Especially if the boss displays tendencies towards the “dark triad” personality type, employees have a sense that their future work assignments, availability of desirable opportunities, positive performance reviews (and the associated bonuses or salary increases) have become intimately entwined not only with participation in, but significantly, with the results of the survey.
In many organizations, and particularly among workgroups that are led by problematic managers, employees do not work in an environment in which they feel safe and secure in their employment. Such managers use the very powerful, coercive, and blunt instrument of performance reviews that determine who survives, who thrives, and who is relegated to that special HR hell of “Performance Improvement Plans” (or similarly euphemistic first steps to firing) to keep wayward employees in line. In doing so, they create environments of fear, rather than autonomous and active engagement. Despite the nominal anonymity afforded to the surveys, it is often not difficult for a manager to infer whom among his or her direct reports are not towing the “satisfied worker” line, often via the free-form comments or so-called verbatims. Quite understandably, employees are reluctant to give their honest opinions and advice, especially if they have had the opportunity to see retribution being meted out to a would-be whisteblower.

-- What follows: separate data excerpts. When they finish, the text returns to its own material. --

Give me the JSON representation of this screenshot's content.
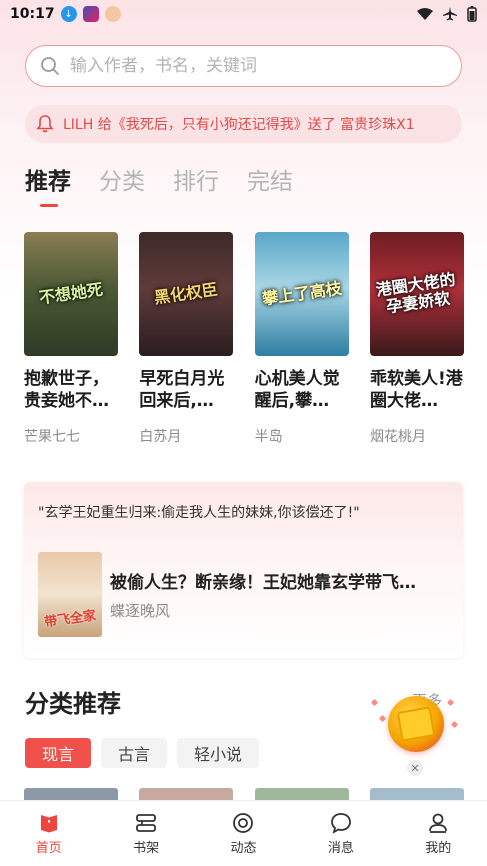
{
  "status_bar": {
    "time": "10:17"
  },
  "search": {
    "placeholder": "输入作者，书名，关键词"
  },
  "notice": {
    "text": "LILH 给《我死后，只有小狗还记得我》送了 富贵珍珠X1"
  },
  "tabs": [
    {
      "label": "推荐",
      "active": true
    },
    {
      "label": "分类"
    },
    {
      "label": "排行"
    },
    {
      "label": "完结"
    }
  ],
  "books": [
    {
      "cover_text": "不想她死",
      "title": "抱歉世子，贵妾她不…",
      "author": "芒果七七"
    },
    {
      "cover_text": "黑化权臣",
      "title": "早死白月光回来后,…",
      "author": "白苏月"
    },
    {
      "cover_text": "攀上了高枝",
      "title": "心机美人觉醒后,攀…",
      "author": "半岛"
    },
    {
      "cover_text": "港圈大佬的孕妻娇软",
      "title": "乖软美人!港圈大佬…",
      "author": "烟花桃月"
    }
  ],
  "featured": {
    "quote": "\"玄学王妃重生归来:偷走我人生的妹妹,你该偿还了!\"",
    "cover_text": "带飞全家",
    "title": "被偷人生？断亲缘！王妃她靠玄学带飞…",
    "author": "蝶逐晚风"
  },
  "category_section": {
    "title": "分类推荐",
    "more": "更多",
    "chips": [
      {
        "label": "现言",
        "active": true
      },
      {
        "label": "古言"
      },
      {
        "label": "轻小说"
      }
    ]
  },
  "nav": [
    {
      "label": "首页",
      "icon": "home-book-icon",
      "active": true
    },
    {
      "label": "书架",
      "icon": "bookshelf-icon"
    },
    {
      "label": "动态",
      "icon": "activity-circle-icon"
    },
    {
      "label": "消息",
      "icon": "message-bubble-icon"
    },
    {
      "label": "我的",
      "icon": "profile-icon"
    }
  ],
  "colors": {
    "accent": "#f0443e",
    "notice_text": "#e04a4a",
    "notice_bg": "#fbe3e5"
  }
}
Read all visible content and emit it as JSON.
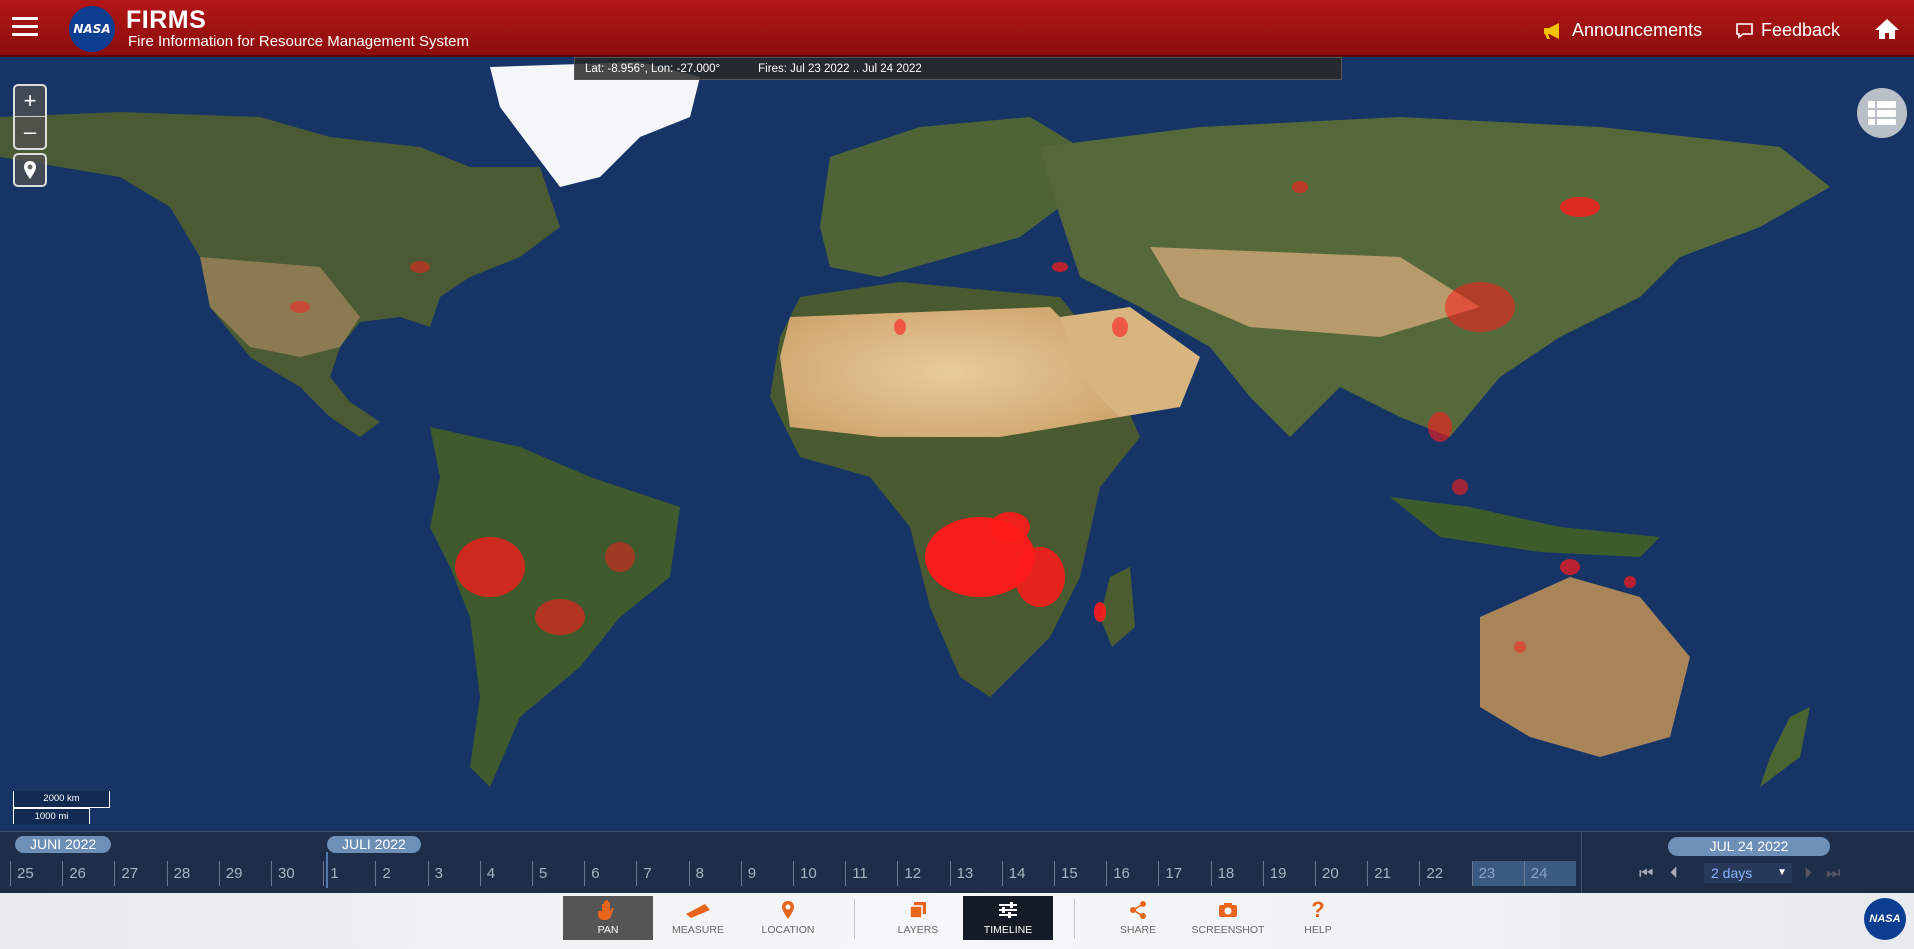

Thus, for any given employee engagement or satisfaction survey that shows reasonable but not necessarily stellar results, it may well be the case that employees are reasonably satisfied and engaged. On the other hand, these results could represent the practical reality that employees who feel unsafe in their workplace and cannot afford to jeopardize their employment will only very rarely express their true feelings.
Simply put, employee engagement surveys are largely inaccurate in unsafe environments. Thus, any reasonable result on the survey may equally be a sign of systemic problems that the engagement instrument is not designed to detect.